Dots Per Inch (DPI) is a widely misused term in digital imaging. DPI is used as a "catch-all" term for some very different measurements.
DPI only truly applies to printing with Ink Jet printers. It is the measurement of the number of ink drops placed on the paper.
DPI, as used in the real world, generally refers to the quality of the scan or image. A higher-resolution photo will have a higher "DPI". In scanning, when DPI is used in place of Samples Per Inch (SPI), a higher number results in a larger file size. As an example, a photo scanned at 300 DPI will result in a file size that is appropriate for sharing on the web and social media. The same photo scanned at 600 DPI will be quite large, and will need to be resized (made smaller) before sharing. For Archival prints, a higher DPI is appropriate. You can make larger prints with a higher resolution file. 300 DPI images can generally be printed at the same size they were scanned. E.G. a 4" x 6" photo scanned at 300 DPI can be printed at 4" x 6" without loss of detail or obvious pixelation. If you want to save your old photos in the best possible resolution, perhaps for later printing, you will want to have them scanned at 600 DPI (or even higher).
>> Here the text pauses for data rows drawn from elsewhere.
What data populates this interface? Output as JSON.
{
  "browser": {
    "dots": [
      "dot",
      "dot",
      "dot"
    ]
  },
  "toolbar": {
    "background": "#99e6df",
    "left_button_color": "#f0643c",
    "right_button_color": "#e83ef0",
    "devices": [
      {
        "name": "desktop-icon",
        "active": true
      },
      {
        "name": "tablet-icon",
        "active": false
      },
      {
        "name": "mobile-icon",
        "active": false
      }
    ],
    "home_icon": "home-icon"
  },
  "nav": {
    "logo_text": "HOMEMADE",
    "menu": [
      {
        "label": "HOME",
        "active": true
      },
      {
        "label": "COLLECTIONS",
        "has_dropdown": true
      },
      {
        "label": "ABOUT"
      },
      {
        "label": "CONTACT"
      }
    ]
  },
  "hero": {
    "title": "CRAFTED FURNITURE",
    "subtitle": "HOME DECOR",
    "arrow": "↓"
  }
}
As a consumer, when you see DPI, PPI or SPI, you can consider them all the same thing. It's not technically correct, but it gets the job done 🙂
Transparent Media includes Slides, Negatives and Film. Transparent Media is translucent, meaning that light shines through the media. Scanning transparent media involves the use of a light source positioned behind the slide, negative or film, that shines the light onto a sensor of some type through the media. The sensor is then able to capture the image.
Reflective Media is anything that is opaque and reflects the light. In this case, a light source shines directly onto the media, and the reflected light is captured by the sensor. This applies to photographs, magazine pages, newspaper, or anything that is opaque.
In some cases, you can scan transparent media using a reflective scanner. However, the image result will be a negative of the original, and you will need to convert it to a positive in your image editing software.